Senator Mercer: Hear, hear!
Senator Joyal: I think that is very important on all sides of the chamber.
I remember Senator St. Germain standing up in his seat and speaking on behalf of the Metis people and Senator Chalifoux speaking on behalf of the Metis people. When issues of Aboriginal people arise, honourable senators, considering the road we have completed in our history by re-establishing their rights and proper status, that is something we owe to those senators.
I sincerely hope that future Aboriginal senators will be appointed in as great a number as we have had in the past years, when we have had seven or eight senators of Aboriginal ancestry. I hope they take direct part in our discussions and debate in making them full Canadians — that is, shaping the country on the basis of respect for the rights and dignity that those senators have incarnated on a daily basis so well in this chamber.

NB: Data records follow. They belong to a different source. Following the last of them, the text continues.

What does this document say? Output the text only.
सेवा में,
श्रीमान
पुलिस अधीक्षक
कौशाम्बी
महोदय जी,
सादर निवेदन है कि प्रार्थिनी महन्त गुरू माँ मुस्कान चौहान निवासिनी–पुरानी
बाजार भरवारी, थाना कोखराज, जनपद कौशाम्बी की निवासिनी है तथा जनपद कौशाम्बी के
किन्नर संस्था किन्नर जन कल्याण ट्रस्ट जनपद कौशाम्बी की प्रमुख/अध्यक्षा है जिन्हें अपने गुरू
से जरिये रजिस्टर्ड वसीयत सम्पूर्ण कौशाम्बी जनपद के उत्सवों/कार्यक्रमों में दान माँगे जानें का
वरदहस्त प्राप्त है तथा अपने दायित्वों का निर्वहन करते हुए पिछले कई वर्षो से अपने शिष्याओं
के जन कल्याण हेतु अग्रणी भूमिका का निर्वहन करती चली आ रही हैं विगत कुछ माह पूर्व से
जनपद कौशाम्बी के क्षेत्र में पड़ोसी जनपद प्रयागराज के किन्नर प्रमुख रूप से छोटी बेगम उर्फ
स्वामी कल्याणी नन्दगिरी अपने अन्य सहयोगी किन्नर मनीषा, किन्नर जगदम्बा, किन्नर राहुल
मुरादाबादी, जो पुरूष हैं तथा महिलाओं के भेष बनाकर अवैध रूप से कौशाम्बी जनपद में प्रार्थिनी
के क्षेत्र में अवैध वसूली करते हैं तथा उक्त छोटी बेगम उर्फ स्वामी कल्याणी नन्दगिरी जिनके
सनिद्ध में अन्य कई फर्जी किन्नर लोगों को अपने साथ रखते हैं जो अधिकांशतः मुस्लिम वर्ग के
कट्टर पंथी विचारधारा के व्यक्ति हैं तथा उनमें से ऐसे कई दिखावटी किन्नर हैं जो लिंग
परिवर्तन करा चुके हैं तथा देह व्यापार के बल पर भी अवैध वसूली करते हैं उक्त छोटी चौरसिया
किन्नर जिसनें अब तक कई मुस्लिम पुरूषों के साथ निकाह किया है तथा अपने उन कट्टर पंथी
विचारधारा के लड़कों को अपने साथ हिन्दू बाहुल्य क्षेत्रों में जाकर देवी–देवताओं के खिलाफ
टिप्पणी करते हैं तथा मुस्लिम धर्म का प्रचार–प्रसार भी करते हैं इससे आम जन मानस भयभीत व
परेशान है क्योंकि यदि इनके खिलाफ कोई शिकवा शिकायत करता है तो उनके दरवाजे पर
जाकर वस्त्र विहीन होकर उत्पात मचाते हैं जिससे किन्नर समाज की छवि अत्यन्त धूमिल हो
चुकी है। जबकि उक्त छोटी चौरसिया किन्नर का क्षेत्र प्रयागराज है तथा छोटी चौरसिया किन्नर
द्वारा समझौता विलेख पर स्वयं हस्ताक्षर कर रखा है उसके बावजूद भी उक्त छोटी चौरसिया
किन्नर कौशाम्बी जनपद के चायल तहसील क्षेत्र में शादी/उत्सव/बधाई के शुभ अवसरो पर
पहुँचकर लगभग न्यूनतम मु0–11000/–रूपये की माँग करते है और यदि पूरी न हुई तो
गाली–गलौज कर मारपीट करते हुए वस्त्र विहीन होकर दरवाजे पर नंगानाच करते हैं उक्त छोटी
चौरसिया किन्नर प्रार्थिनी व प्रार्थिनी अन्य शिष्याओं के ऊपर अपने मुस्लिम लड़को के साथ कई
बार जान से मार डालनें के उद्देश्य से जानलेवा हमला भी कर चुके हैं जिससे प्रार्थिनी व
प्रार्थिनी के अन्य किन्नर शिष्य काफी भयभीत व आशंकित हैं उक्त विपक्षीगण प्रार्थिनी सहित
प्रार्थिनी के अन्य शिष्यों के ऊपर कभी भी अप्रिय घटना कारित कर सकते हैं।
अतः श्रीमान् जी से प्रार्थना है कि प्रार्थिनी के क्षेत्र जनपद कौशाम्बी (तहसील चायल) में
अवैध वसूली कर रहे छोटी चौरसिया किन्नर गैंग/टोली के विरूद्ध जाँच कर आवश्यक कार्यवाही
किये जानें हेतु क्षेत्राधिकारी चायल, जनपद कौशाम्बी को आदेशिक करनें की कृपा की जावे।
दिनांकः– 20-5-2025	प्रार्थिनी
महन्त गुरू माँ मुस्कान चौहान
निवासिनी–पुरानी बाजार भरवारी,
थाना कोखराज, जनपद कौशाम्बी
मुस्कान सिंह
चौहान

Senator Watt, through you, I thank all Aboriginal senators. I think what you bring to this chamber makes a difference and in fact addresses one of the themes that our colleague Senator Nolin has put on the Order Paper, which is the role of the Senate in relation to minority rights. If there are minority rights that we need to care about, they are of all the Aboriginal people and the people that Senator Cools defends so well.
Honourable senators, both of you have played a significant role and have made a difference in our institution, and I think the Prime Minister who appointed you 30 years ago made the right decision.
Hon. Senators: Hear, hear!
(On motion of Senator Watt, debate adjourned.)
(The Senate adjourned until Thursday, February 13, 2014, at 1:30 p.m.)